Pour faire évoluer l’idée - confidentielle encore – que l’impunité tue le potentiel de la paix civile en Mauritanie, nous sommes contraints de recourir à des méthodes spectaculaires, avec leur dose de provocation, de secousses hardies sur les flancs de la bête grasse mais nous demeurons dans la stricte mesure de la non-violence car tel reste notre choix, par conviction et certitude de l’efficacité.

Ira Mauritanie et quelques autres formations amies tentent, avec talent et un sens de l’innovation, de persuader les mauritaniens que la vie de l’’Homme, au-delà de toute différenciation de sexe, sa liberté et l’intégrité de son corps, méritent une sacralisation absolue. C’est cette contre-culture, totalement absente du corpus de valeurs légué par la domination, que nous sommes résolus à promouvoir, avec votre soutien.

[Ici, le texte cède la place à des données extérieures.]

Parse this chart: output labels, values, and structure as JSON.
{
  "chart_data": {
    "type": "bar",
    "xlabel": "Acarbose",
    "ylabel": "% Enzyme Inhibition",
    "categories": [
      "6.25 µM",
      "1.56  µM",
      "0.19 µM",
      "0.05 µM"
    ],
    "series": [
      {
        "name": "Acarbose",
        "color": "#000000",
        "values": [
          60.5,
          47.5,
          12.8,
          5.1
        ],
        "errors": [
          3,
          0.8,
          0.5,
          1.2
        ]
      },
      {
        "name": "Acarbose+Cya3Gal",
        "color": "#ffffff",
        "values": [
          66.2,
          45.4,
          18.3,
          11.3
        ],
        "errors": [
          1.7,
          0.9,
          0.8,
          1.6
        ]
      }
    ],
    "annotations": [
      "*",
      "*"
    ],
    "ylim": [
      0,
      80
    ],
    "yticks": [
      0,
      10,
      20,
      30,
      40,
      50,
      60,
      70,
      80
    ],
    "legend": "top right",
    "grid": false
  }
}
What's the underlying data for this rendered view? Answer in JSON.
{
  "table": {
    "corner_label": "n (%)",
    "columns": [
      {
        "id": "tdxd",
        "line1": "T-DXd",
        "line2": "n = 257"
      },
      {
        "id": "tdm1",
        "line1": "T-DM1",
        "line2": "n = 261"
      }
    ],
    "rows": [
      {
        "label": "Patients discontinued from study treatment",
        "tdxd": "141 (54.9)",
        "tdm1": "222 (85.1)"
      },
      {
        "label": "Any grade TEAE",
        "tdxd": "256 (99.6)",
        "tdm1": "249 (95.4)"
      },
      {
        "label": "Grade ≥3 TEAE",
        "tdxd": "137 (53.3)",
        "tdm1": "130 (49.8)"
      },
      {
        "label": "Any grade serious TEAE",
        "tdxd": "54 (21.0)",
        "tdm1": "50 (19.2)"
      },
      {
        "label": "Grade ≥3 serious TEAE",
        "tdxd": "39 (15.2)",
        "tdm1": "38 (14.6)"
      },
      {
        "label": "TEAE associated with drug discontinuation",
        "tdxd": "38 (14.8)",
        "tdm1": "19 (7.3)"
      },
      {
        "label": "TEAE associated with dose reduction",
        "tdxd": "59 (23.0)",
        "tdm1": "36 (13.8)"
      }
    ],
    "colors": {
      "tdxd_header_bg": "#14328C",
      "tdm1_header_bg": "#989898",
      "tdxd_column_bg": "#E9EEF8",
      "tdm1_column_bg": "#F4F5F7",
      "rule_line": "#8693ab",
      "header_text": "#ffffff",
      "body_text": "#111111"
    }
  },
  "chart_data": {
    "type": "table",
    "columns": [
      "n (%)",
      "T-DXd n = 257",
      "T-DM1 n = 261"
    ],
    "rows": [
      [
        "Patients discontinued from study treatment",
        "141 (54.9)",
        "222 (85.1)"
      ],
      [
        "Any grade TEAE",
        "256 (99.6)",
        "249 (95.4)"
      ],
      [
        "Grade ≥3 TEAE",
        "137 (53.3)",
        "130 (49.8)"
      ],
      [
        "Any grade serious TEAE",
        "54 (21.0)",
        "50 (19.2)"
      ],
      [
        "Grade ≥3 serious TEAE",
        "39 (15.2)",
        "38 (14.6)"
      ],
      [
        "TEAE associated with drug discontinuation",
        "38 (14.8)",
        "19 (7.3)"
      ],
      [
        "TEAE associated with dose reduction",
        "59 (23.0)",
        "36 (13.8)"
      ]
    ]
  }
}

Chers amis, le printemps arabe l’a prouvé : les formidables forces du renouveau sommeillent sous la botte prétorienne ; la Libye vient d’illustrer le prix de l’espérance, bien plus fort que la Tunisie et l’Egypte ; oui, quand l’oppresseur recourt à la violence brute contre les Défenseurs pacifiques, la lutte armée, malheureusement, se justifie, comme une nécessité et le devoir d’ingérence, devient, une simple modalité ; ces principes découlent de notre appartenance à la même espèce, celle des humains broyés par la barbarie.

Notre silence et notre inertie, peuvent tuer.

Des esprits sclérosés crient à l’impérialisme dès que la conscience humaine viole les frontières, au nom d’une perception universaliste de la justice. Or, mes camarades et moi soutenons la proposition inverse : dans le domaine du droit international public, le monde est fondé à juger, désormais, la nonassistance à un peuple en danger, pour prévenir le génocide. De ce point de vue, le concept de « responsabilité de protéger », tel qu’entendu par les Nations unies, nous semble bien timoré face aux situations d’arbitraire aussi extrêmes qu’en Birmanie, Corée du Nord, Iran, Syrie, ou en Mauritanie, etc.

Les véto automatiques et prévisibles de la Chine populaire et de la Russie, à présent soutenus par la diplomatie de puissances émergentes comme le Brésil, l’Afrique du Sud et l’Inde, retardent l’émancipation démocratique des peuples et accordent du temps aux dictatures, dans leur quête d’échappatoire historique.

Mesdames et messieurs, vive la liberté conquérante et vive le devoir d’ingérence ! Je vous remercie.